MM: Can you share other examples of game-changing technology that COTA has rapidly put into play over the last couple of years–as the work and transportation environment has been turned upside down.

SM: We are working on an artificial intelligence (AI) project that takes multiple data sources to predict where congestion and accidents may occur. In doing this, we are redefining what a transit organization should be doing. It’s not just about the bus. It is about the total mobility of people in our community. We are one of the first transit agencies to stretch the boundaries of transit this way. We are defining our role in ways that people don’t expect.

Another example: One of the things that we have learned is that people don’t buy bus passes because they don’t know the true cost. So, in November, we rolled out our digital fare payment system. Riders pay through the Transit app.

MM: And you also found inequity in how customers were paying for fare, such as people who could purchase monthly passes versus people who could only pay by the trip?

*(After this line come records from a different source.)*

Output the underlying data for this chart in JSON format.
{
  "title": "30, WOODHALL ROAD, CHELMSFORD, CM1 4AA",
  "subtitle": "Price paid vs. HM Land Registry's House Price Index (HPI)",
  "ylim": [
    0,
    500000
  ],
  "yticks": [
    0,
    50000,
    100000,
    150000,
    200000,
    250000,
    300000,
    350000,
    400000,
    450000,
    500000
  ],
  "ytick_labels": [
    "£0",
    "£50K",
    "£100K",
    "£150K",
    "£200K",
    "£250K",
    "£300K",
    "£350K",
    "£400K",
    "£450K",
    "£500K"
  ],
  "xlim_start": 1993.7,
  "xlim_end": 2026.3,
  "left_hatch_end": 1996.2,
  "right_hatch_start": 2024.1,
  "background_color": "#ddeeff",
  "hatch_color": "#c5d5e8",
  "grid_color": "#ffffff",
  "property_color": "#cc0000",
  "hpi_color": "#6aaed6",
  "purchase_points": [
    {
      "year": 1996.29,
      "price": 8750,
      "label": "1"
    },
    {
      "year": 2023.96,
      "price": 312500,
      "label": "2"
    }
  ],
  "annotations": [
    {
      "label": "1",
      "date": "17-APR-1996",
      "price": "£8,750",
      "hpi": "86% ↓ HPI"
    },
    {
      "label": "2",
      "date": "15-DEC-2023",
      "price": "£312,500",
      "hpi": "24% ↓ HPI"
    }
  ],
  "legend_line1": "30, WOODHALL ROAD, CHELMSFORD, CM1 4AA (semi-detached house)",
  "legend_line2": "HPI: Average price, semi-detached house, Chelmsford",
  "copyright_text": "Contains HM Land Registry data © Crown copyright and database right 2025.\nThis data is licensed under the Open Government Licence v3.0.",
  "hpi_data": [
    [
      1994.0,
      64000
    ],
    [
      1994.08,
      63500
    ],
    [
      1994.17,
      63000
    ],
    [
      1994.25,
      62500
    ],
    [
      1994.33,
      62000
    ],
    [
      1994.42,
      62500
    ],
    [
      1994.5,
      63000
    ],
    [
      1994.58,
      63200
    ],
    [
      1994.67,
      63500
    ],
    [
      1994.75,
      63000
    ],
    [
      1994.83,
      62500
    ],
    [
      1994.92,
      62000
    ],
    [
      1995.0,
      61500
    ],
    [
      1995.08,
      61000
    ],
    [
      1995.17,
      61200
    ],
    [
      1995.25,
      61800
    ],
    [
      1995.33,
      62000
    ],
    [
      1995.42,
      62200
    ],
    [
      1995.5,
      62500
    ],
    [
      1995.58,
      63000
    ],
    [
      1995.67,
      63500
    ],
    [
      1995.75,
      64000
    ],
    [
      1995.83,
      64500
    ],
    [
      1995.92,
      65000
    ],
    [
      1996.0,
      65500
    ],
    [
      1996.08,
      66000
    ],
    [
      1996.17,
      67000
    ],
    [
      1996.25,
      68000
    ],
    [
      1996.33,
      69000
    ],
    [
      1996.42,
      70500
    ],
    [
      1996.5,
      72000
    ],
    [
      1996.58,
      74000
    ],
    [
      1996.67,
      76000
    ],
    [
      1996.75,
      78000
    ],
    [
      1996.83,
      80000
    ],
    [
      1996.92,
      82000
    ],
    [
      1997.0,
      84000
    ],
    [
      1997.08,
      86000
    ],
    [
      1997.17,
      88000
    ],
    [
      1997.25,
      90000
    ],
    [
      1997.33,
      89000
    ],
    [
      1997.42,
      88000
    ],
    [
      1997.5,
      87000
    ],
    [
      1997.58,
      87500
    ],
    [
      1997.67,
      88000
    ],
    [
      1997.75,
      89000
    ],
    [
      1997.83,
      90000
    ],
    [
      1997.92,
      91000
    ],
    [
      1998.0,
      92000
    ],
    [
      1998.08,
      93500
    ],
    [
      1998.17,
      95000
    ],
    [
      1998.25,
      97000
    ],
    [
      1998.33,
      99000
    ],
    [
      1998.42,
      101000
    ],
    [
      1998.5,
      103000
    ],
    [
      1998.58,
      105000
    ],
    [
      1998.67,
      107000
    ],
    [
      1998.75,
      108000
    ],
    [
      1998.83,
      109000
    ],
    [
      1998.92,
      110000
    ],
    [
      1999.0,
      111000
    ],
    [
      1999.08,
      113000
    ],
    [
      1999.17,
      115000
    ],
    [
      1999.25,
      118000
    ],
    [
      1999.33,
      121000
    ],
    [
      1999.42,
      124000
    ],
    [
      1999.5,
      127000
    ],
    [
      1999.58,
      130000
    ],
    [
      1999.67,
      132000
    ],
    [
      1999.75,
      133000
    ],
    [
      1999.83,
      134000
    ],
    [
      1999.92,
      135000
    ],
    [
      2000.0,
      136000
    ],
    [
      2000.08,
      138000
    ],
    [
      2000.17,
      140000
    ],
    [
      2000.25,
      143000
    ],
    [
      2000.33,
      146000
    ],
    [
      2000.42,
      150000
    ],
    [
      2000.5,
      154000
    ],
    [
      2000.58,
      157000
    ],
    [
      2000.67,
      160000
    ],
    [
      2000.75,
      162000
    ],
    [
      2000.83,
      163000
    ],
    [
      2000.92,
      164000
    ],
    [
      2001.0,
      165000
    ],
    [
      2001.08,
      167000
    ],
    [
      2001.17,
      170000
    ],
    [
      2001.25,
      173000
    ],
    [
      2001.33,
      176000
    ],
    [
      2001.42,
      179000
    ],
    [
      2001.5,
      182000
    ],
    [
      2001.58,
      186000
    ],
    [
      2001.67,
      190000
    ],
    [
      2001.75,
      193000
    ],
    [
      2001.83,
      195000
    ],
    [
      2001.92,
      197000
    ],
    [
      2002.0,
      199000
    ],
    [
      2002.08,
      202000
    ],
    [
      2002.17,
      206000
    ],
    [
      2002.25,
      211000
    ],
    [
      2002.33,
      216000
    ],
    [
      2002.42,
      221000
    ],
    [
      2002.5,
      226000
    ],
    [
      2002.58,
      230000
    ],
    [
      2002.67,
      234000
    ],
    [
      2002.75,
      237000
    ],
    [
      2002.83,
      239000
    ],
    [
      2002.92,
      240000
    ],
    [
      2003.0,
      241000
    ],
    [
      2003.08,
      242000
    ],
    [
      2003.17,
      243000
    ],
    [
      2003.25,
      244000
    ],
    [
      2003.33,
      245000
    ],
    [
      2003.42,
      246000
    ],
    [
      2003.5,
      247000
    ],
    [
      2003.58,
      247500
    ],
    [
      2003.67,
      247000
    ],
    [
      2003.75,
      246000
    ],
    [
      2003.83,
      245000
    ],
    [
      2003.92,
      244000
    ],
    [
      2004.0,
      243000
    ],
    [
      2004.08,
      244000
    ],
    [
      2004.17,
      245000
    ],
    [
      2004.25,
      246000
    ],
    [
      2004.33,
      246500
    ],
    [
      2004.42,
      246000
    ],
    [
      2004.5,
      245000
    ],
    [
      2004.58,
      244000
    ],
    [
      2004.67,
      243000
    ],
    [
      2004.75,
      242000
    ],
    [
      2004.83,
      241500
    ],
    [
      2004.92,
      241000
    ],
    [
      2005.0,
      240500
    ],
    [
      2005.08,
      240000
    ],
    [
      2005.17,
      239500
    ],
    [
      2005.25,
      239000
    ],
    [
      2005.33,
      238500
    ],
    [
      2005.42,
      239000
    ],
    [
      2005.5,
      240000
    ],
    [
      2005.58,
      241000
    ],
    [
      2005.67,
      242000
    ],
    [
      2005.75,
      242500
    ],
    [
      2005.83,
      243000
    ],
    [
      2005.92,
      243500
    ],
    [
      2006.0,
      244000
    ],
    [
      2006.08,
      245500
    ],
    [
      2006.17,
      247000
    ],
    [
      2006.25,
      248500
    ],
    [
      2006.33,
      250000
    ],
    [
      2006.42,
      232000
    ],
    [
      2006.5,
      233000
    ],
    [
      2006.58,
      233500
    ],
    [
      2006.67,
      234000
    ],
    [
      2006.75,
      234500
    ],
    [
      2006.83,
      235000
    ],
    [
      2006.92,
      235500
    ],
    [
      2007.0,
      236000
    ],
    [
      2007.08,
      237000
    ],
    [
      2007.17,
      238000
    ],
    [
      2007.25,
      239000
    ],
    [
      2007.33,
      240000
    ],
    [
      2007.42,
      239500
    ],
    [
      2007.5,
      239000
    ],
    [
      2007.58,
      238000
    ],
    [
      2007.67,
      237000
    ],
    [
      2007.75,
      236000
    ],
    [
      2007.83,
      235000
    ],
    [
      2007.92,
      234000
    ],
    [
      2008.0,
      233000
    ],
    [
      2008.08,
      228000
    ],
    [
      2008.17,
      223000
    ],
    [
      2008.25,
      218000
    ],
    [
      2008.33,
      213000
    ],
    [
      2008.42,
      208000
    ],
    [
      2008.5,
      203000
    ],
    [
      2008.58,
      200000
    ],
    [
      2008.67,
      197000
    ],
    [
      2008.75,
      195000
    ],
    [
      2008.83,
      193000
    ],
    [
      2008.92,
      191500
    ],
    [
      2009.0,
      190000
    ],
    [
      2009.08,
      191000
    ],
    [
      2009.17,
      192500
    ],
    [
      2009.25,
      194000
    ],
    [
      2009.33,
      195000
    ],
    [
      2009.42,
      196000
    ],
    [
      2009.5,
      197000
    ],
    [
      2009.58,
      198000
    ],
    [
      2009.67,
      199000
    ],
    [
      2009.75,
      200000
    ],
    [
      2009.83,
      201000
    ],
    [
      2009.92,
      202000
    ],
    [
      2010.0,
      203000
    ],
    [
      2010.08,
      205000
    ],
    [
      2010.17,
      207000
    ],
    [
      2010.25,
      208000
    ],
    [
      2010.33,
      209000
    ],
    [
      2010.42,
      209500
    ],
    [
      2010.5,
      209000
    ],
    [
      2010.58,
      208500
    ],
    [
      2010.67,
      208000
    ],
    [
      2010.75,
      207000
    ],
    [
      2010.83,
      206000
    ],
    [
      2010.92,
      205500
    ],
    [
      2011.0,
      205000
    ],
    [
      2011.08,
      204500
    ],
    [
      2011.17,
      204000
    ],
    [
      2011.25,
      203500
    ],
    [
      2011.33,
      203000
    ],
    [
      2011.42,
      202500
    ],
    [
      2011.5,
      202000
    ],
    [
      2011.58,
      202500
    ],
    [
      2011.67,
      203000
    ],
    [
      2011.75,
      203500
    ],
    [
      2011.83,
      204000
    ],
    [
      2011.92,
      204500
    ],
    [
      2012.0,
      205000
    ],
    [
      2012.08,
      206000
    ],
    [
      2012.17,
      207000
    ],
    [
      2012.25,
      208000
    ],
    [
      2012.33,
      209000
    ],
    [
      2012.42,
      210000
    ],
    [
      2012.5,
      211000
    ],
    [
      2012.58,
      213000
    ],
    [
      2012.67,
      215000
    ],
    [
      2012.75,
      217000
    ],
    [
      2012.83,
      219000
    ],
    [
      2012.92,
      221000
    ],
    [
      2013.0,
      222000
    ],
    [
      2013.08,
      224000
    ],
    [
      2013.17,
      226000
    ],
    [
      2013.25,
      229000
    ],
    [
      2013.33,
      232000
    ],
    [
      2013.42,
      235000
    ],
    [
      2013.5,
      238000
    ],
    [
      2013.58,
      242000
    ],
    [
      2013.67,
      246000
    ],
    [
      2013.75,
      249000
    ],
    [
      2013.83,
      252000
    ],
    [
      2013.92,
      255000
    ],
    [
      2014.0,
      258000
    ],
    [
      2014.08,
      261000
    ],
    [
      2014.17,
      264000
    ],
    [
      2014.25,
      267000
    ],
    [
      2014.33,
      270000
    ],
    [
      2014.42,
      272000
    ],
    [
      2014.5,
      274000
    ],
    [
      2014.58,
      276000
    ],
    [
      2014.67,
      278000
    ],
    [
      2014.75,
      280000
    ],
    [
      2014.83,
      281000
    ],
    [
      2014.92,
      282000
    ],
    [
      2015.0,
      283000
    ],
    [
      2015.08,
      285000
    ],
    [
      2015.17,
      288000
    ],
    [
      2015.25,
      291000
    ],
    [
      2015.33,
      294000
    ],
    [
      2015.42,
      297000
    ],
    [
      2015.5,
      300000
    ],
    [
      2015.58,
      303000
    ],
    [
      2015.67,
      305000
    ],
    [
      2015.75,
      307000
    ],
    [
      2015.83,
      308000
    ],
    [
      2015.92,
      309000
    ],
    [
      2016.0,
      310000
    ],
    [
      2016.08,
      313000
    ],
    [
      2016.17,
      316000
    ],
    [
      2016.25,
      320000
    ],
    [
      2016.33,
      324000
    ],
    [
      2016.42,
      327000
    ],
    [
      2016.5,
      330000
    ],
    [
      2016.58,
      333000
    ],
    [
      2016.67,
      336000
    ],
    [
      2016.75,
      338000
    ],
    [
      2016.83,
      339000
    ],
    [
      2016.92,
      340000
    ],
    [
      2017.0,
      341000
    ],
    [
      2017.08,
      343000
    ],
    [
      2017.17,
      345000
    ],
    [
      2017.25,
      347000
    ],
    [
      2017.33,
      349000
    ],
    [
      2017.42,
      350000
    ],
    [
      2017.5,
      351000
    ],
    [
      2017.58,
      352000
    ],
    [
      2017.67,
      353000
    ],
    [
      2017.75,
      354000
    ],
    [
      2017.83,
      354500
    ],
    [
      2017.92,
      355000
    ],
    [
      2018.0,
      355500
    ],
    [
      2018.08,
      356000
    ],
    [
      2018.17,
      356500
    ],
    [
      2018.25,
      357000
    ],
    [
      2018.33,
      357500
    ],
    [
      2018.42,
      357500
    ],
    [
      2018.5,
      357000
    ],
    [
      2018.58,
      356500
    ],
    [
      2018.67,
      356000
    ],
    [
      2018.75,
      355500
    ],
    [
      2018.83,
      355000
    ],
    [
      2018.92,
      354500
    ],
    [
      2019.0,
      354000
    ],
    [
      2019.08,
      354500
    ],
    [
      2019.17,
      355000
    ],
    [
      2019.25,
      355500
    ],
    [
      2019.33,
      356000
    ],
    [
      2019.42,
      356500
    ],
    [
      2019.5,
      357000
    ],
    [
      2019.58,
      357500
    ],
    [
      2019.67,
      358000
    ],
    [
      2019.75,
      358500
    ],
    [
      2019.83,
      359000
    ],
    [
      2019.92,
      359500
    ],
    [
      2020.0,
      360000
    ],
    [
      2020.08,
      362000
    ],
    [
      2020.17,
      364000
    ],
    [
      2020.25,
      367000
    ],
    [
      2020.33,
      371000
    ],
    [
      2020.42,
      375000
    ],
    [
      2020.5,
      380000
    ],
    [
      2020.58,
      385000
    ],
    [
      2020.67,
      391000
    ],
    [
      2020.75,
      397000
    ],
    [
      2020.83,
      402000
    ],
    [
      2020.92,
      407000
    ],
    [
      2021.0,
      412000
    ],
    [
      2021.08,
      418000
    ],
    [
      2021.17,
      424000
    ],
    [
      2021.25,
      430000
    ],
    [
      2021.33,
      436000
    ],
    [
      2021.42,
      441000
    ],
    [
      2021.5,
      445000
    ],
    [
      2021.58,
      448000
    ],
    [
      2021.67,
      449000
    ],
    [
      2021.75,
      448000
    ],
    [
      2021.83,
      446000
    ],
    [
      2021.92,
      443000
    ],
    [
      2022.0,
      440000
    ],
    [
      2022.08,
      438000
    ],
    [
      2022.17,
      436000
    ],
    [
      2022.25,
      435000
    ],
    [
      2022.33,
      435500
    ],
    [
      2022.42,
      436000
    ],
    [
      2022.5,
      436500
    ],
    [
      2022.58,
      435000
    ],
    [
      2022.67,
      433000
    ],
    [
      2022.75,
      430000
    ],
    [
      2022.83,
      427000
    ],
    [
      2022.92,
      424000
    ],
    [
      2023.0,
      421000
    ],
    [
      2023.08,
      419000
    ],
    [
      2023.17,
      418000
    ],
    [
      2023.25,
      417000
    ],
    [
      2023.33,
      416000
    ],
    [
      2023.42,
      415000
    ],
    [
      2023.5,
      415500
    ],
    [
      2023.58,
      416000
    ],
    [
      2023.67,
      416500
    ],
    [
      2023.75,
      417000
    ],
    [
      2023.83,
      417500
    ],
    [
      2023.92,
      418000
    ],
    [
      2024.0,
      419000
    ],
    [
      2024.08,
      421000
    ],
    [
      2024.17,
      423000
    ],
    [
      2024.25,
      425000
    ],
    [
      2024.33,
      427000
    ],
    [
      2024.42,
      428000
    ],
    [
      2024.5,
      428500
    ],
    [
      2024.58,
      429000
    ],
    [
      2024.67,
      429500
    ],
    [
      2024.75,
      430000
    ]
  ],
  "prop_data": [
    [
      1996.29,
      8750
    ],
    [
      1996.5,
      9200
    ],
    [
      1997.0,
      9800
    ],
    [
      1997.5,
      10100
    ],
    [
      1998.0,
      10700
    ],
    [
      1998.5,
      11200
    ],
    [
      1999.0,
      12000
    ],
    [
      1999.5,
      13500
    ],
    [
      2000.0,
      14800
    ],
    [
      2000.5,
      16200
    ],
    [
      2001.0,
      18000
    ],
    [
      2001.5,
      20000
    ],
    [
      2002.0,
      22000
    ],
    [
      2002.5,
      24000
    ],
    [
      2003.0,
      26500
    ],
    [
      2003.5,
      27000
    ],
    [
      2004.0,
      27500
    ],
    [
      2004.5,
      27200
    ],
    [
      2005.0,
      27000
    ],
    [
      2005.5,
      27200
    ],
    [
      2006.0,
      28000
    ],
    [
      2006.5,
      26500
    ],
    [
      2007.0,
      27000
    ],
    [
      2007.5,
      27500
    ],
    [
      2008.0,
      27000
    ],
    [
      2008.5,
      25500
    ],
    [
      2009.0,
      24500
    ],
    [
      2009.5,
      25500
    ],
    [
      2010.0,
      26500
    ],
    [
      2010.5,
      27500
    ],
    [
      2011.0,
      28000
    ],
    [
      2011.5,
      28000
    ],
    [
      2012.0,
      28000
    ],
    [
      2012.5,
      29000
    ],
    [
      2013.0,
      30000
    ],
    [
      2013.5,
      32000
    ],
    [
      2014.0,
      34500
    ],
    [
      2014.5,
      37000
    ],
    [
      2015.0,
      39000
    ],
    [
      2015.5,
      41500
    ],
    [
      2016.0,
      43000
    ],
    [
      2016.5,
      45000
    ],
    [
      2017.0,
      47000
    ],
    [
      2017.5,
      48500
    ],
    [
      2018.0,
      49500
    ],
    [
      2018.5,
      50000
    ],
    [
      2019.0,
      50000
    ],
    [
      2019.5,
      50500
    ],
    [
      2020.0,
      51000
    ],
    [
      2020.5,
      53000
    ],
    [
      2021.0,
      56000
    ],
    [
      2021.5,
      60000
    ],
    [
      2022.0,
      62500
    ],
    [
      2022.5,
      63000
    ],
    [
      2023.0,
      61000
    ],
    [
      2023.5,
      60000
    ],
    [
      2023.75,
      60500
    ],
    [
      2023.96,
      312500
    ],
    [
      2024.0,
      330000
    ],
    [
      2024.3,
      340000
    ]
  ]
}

SM: Exactly. We found that people who can afford transit the least tend to pay the most. Now the new digital payment system has introduced fare capping. The smartcard or Transit app account keeps track (by the week or the month) When they pay $4.50 a day or $62 a month, their fare is capped and they can continue to ride for the rest of the day or month at no additional cost. That’s a game changer and another interesting way that technology can help COTA do something we couldn’t do before, and it’s an example of how we’re constantly asking ourselves how we can better serve the community, especially those that rely on us the most.

MM: It has been an eye-opener for us, to work with your team. Talk about how COTA is using our services to help accomplish your mission.

SM: We are connected with Rev1 to help us access all types of technologies to make things better, from safety, to customer experience, to data. We want to be at the forefront. We aren’t looking at innovation from solving transit problems. We look at it from the perspective of what would a mobility company do. We provide solutions that connect people to prosperity and move people forward.

MM: How do you execute on that mission from inside a transit organization? Seriously? It is one thing to say you want to take an end-to-end view; it can be quite a different thing to actually do.

SM: It goes back to our overall mentality, and that starts at the top. Our CEO’s background is not public transit. She thinks differently–and the community realizes it needs to think about mobility differently, too. For me, coming into this role, I have a better perception of our community. I had always worked in private industry. This is my first time in the public space. I wouldn’t have thought I would have ever done this; it just wasn’t on my radar. Now, I have a much better appreciation for how public transit helps and serves people. Our mission statement about moving every life forward also means leaving no one behind. Everyone deserves a chance to prosper, and COTA is a part of helping them get there.